Nach § 76 Abs. 1 GO-BT müssen Vorlagen von Mitgliedern des Bundestages (§ 75) von einer Fraktion oder von fünf vom Hundert der Mitglieder des Bundestages unterzeichnet werden. Der Gesetzesvorschlag wurde nicht von einer Fraktion eingebracht. Auch erreichen elf Abgeordnete alleine nicht die erforderliche Anzahl von fünf Prozent der Abgeordneten. Wenn die aktuelle Mitgliederzahl im Sachverhalt nicht angegeben ist, solltest Du die gesetzliche Mitgliederzahl von 630 Abgeordneten (§ 1 Abs. 1 S. 1 BWahlG) als Ausgangspunkt verwenden.Zum 14.6.2023 ist die (Regel-) Mitgliederzahl von 598 auf 630 Abgeordnete angehoben worden. Im Gegenzug wurden Überhangmandate abgeschafft, die dazu geführt hatten, dass der Bundestag faktisch deutlich mehr Mitglieder hatte (zuletzt 736).

3. § 76 Abs. 1 GO-BT definiert abschließend, was „aus der Mitte des Bundestages“ im Sinne des Art. 76 Abs. 1 Var. 2 GG bedeutet.

Nein, das ist nicht der Fall!

Die GO-BT steht als parlamentarisches Innenrecht im Rang einer Satzung unter dem Grundgesetz. Die GO-BT kann daher Begriffe der Verfassung nicht definieren. Sonst stünden Begriffe der Verfassung zur Disposition des einfachen Gesetzgebers. Es bedarf daher einer verfassungsautonomen Begriffsbildung.
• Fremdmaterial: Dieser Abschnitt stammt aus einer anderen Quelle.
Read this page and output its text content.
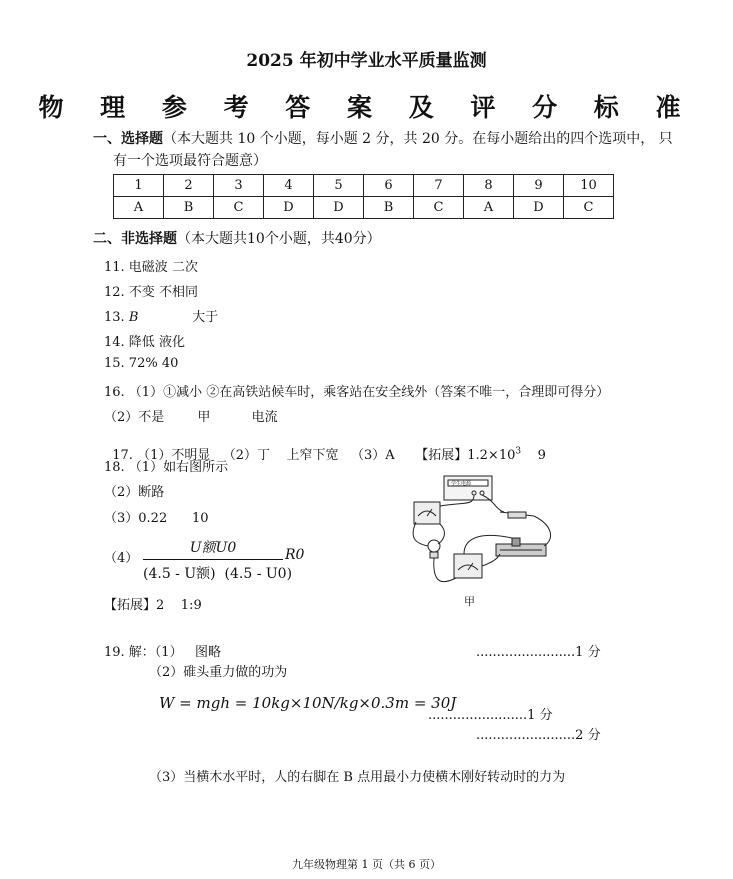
2025 年初中学业水平质量监测
物 理 参 考 答 案 及 评 分 标 准
一、选择题（本大题共 10 个小题，每小题 2 分，共 20 分。在每小题给出的四个选项中， 只
有一个选项最符合题意）
1	2	3	4	5	6	7	8	9	10
A	B	C	D	D	B	C	A	D	C
二、非选择题（本大题共10个小题，共40分）
11. 电磁波 二次
12. 不变 不相同
13. B             大于
14. 降低 液化
15. 72% 40
16. （1）①减小 ②在高铁站候车时，乘客站在安全线外（答案不唯一，合理即可得分）
（2）不是        甲          电流

17. （1）不明显   （2）丁    上窄下宽   （3）A     【拓展】$1.2\times 10^3$    9

18. （1）如右图所示
（2）断路
（3）0.22      10
（4）
U额U0
(4.5 - U额)  (4.5 - U0)
R0
【拓展】2    1:9
学生电源
甲
19. 解：（1）   图略	........................1 分
（2）碓头重力做的功为
W = mgh = 10kg×10N/kg×0.3m = 30J
........................1 分
........................2 分
（3）当横木水平时，人的右脚在 B 点用最小力使横木刚好转动时的力为
九年级物理第 1 页（共 6 页）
4. § 76 Abs. 1 GO-BT stellt eine verfassungsrechtlich zulässige Konkretisierung des Begriffs „aus der Mitte des Bundestages“ im Sinne des Art. 76 Abs. 1 Var. 2 GG dar.

Ja, in der Tat!

Durch das Quorum von fünf Prozent wird das Gesetzesinitiativrecht der Abgeordneten zwar beeinträchtigt. Diese Beeinträchtigung ist aber gerechtfertigt. Sinn und Zweck des Quorums des § 76 Abs. 1 GO-BT ist es nämlich, die Funktionsfähigkeit des Bundestages zu wahren. So soll eine Überlastung des Bundestages durch aussichtslose Gesetzesvorlagen verhindert werden. Bei einer Beschränkung auf fünf Prozent der Abgeordneten können auch kleinere Gruppen bereits Gesetzesvorlagen einbringen, während bloße Einzelanliegen außen vor bleiben.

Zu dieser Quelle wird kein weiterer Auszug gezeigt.